Lo anterior provoca que el mexicano promedio esté dispuesto a endeudarse en la magnitud que sea, en los términos que sean necesarios, para obtener un crédito hipotecario, que de ninguna manera tiene la certeza de poder pagar cuando lo contrata, ni falta que le hace. Porque en su inconsciente, y en el de su círculo social, no está contratando una deuda a largo plazo; está “sacando su casa” o “su casita” en los casos más melosos.

Los precios de las zonas bien comunicadas de la ciudad ya son privativos hasta para algunos ricos. El simulador de créditos de la CONDUSEF nos ilustra, con franqueza, que con una hipoteca terminaremos pagando el doble del valor de la casa. Sumado lo anterior a esta convicción de que hay que hacerse de una casa como sea y donde sea, llevó al mercado inmobiliario a hacer desarrollos enormes en áreas alejadas de los centros financieros y económicos, una especie de suburbios a la mexicana, pero sin la conectividad suficiente para ser considerados tales. A diferencia de su símil norteamericano, estos desarrollos en alcaldías alejadas del centro y algunos municipios mexiquenses, como Tecámac y Zumpango, ni contaban con los servicios básicos necesarios ni con las vías primarias de comunicación necesarias para que los habitantes de las nuevas casas vivieran ahí y llegaran diario a sus trabajos en el sur o centro de la capital.

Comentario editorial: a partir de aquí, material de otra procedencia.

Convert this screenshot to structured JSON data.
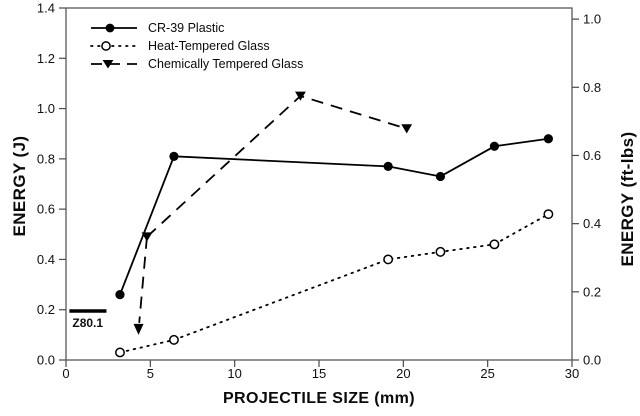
{
  "chart_data": {
    "type": "line",
    "title": "",
    "xlabel": "PROJECTILE SIZE (mm)",
    "ylabel_left": "ENERGY (J)",
    "ylabel_right": "ENERGY (ft-lbs)",
    "xlim": [
      0,
      30
    ],
    "x_ticks": [
      0,
      5,
      10,
      15,
      20,
      25,
      30
    ],
    "ylim_left": [
      0,
      1.4
    ],
    "y_ticks_left": [
      0.0,
      0.2,
      0.4,
      0.6,
      0.8,
      1.0,
      1.2,
      1.4
    ],
    "ylim_right": [
      0,
      1.0
    ],
    "y_ticks_right": [
      0.0,
      0.2,
      0.4,
      0.6,
      0.8,
      1.0
    ],
    "j_per_ftlb": 1.3558,
    "grid": false,
    "legend_position": "top-left-inside",
    "series": [
      {
        "name": "CR-39 Plastic",
        "marker": "filled-circle",
        "line": "solid",
        "points": [
          [
            3.2,
            0.26
          ],
          [
            6.4,
            0.81
          ],
          [
            19.1,
            0.77
          ],
          [
            22.2,
            0.73
          ],
          [
            25.4,
            0.85
          ],
          [
            28.6,
            0.88
          ]
        ]
      },
      {
        "name": "Heat-Tempered Glass",
        "marker": "open-circle",
        "line": "dotted",
        "points": [
          [
            3.2,
            0.03
          ],
          [
            6.4,
            0.08
          ],
          [
            19.1,
            0.4
          ],
          [
            22.2,
            0.43
          ],
          [
            25.4,
            0.46
          ],
          [
            28.6,
            0.58
          ]
        ]
      },
      {
        "name": "Chemically Tempered Glass",
        "marker": "filled-triangle-down",
        "line": "dashed",
        "points": [
          [
            4.8,
            0.49
          ],
          [
            13.9,
            1.05
          ],
          [
            20.2,
            0.92
          ]
        ]
      }
    ],
    "annotations": {
      "threshold": {
        "label": "Z80.1",
        "value_j": 0.195,
        "x_from": 0.2,
        "x_to": 2.4
      },
      "down_arrow": {
        "series": "Chemically Tempered Glass",
        "from": [
          4.8,
          0.49
        ],
        "to": [
          4.3,
          0.1
        ],
        "line": "dashed"
      }
    },
    "colors": {
      "series": "#000000",
      "frame": "#4a4a4a",
      "tick_text": "#111111",
      "background": "#ffffff"
    }
  }
}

La consecuencia es que hoy, esas alcaldías y municipios colindantes con la metrópoli, se han convertido en pueblos fantasma. Frecuentemente salen a la luz historias de personas que “aprovecharon su crédito” para comprar una casa donde iba a pasar el tren suburbano, o una nueva línea de metro, o lo que sea. Pero no sucedió, porque cambió el gobierno, y a los seis meses tuvieron que abandonar su casa, dejaron de pagar el crédito, el banco no sabe qué hacer con esos inmuebles que nadie quiere, y ahora el crimen organizado las utiliza como casas de seguridad, porque cuando abandonas todas las viviendas de una cuadra, los delincuentes llegan solos.

Analicemos con cuidado el párrafo anterior, que fue extraído de historias reales de las últimas semana. El que esté libre de contribuir con su conducta a la esquizofrenia del mercado inmobiliario, que tire la primera piedra.